Operators and community hospitals should be concerned about the management of the few patients requiring emergency surgery. Although formalized protocols for "immediate efficient transfer of patients to the nearest cardiac surgical facility" are recommended (1), details of such a protocol are not provided. In the MITI Registry (16), patients undergoing primary angioplasty at facilities without on-site surgery were less likely to receive bypass surgery. The impact of this strategy on patient outcome is unclear. Unequivocal guidelines for patients from mobile labs and the status of ambulance availability for stable and unstable patients, as well as criteria for having a physician in attendance during transfer, need to be established. Time limits for availability of transport and access to a tertiary center should be prespecified and followed.

Perhaps acute invasive interventions in diagnostic laboratories without an on-site surgery will be superseded by recent advances in pharmacotherapy with combination reduced dose fibrinolytic and platelet GP IIb/IIIa therapy (17), making observations such as those by Wharton et al. (1) obsolete (18). For example, the restitution of normal, TIMI grade 3 flow in more than 70% of patients within 60 min of instituting such combination therapy (17,19) might be preferable in some community hospitals to invasive reperfusion at an average of 94 min between hospital arrival and first coronary angiogram (or 109 min until first balloon catheter inflation noted in Wharton’s community hospital experience). Cost efficacy of these disparate community hospital-based approaches to acute infarct reperfusion deserves further study.

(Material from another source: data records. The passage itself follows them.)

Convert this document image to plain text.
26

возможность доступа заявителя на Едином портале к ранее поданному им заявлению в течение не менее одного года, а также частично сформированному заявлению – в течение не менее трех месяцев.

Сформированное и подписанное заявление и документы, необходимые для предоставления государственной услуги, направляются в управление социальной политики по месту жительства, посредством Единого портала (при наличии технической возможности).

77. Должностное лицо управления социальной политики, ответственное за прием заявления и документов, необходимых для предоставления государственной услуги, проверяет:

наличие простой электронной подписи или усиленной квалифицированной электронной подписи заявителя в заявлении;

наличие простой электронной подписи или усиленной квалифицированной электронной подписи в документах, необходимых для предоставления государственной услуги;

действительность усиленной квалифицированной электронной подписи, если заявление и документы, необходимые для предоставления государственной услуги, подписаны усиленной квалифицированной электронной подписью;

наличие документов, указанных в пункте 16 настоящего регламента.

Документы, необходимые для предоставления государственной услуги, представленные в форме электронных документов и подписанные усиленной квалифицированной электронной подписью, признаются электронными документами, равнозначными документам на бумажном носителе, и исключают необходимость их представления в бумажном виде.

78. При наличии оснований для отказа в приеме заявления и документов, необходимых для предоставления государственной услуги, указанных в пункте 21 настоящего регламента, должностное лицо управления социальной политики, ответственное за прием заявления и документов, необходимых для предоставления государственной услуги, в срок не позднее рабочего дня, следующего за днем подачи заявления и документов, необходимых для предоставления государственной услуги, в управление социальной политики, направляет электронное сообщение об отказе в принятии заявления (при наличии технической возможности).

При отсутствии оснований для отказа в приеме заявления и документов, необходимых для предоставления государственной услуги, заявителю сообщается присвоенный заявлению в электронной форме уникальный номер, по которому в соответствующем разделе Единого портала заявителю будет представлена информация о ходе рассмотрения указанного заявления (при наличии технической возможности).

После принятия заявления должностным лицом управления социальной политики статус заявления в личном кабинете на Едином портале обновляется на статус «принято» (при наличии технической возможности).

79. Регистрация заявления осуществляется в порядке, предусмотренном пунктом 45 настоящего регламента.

To date, large-scale community experience (MITI, NRMI) has not reproduced the results of the randomized trials such that mortality is similar between patients receiving thrombolytic therapy and primary angioplasty. Furthermore, it is unclear how fast reperfusion can be achieved in these settings. In NRMI-2, the median "door to balloon" time for thrombolytic eligible patients was 111 min. Only 10% of the patients were treated within 1 h and approximately 60% between 1 and 3 h after hospital arrival (20).

The availability of catheterization laboratories is also a concern. Although the majority of the Medicare population lives within 50 to 100 miles of a catheterization laboratory, not all laboratories have angioplasty capabilities. Extending primary angioplasty to diagnostic laboratories and withdrawing the need for on-site surgery for elective angioplasty will promote low volume situations. Based upon the paucity of data suggesting that primary angioplasty in the community is superior to thrombolytic therapy in terms of mortality and that volume and outcome are not as closely related in the setting of primary angioplasty, it is not yet time to change a public policy that will affect millions of people and cost billions of dollars.

In the context of the above-noted concerns, the report by Wharton et al. (1) on primary angioplasty for evolving MI in community hospitals without cardiac surgical backup is provocative. However, in extrapolating this innovative approach to a broadly applicable standard of care, we strongly urge caution. We commend these operators for achieving competitive outcomes compared with both historical and current tertiary medical center results. We believe the answer to Dr. Angelini’s question, "Guidelines ... Should they be changed?" is not "whether" but "when." Any substantive change in the present guidelines must be "evidenced based" and in the context of rigorously acquired and analyzed data. As such, the AHA/ACC PTCA guidelines undergoing updating should provide current and valid recommendations that are readily applicable to the broad scope of clinical practice by interventional cardiologists.